Figure 3. Vpr antagonizes the negative effect of insulin on FoxOs by retaining the latter in the nucleus via inhibition of its interaction with proteins 14-3-3. Insulin induces cytoplasmic translocation of FoxOs and inhibits their transcriptional activity by creating 14-3-3-binding sites through phosphorylation of these transcription factors. Vpr inhibits binding of 14-3-3 to phosphorylated FoxOs, thus it inhibits the negative effect of insulin on FoxOs, retaining them in the nucleus and constitutively stimulating the transcriptional activity of their responsive promoters. (from reference (101, 131))
We further found that this insulin resistance induction by Vpr might be compounded by the ability of the viral protein to interfere with the signal transduction of another nuclear receptor, peroxisome proliferation receptor (PPAR) g (126). Indeed, Vpr suppressed the c-Cbl associating protein (CAP) mRNA expression in pre-adipocyte cells and associated with the PPAR/RXR-binding site located in the promoter region of this gene. CAP is predominantly expressed in insulin-sensitive tissues and positively regulates insulin action, directly associating with both the insulin receptor and the c-Cbl proto-oncogene product (134). Vpr delivered either by exogenous expression or as protein added to media suppressed PPARg agonist-induced adipocyte differentiation, assessed as lipid accumulation and mRNA expression of the adipocyte differentiation marker aP2 in these cells (126). Thus, circulating Vpr, or alternatively Vpr produced as a consequence of direct infection of adipocytes, could suppress differentiation of preadipocytes by acting as a corepressor of PPARg-mediated gene transcription (101, 126). These results suggest that Vpr may alter sensitivity to insulin and thereby contribute to the development of lipodystrophy and insulin resistance observed in HIV-1-infected patients through suppression of PPARg activity, as well (101).

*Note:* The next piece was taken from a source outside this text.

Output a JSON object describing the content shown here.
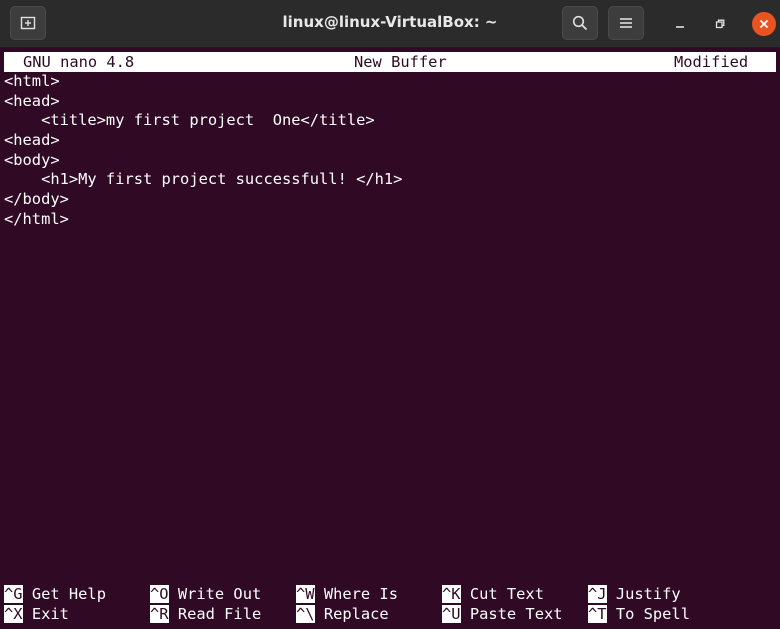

In summary, AIDS-related insulin resistance and lipodystrophy is most likely caused by multiple factors, including the infection itself, - via nonspecific inflammatory cytokine - and stress-induced hypercortisolism causing insulin resistance-, several HIV-1 products disturbing the cellular functions of the host, and viral protease inhibitors, all acting on a genetic and constitutional background of variable predisposition to the syndrome. Further studies are necessary to characterize this syndrome further, to better define the mechanisms involved in its development, and devise ways to prevent it from occurring or for reversing it.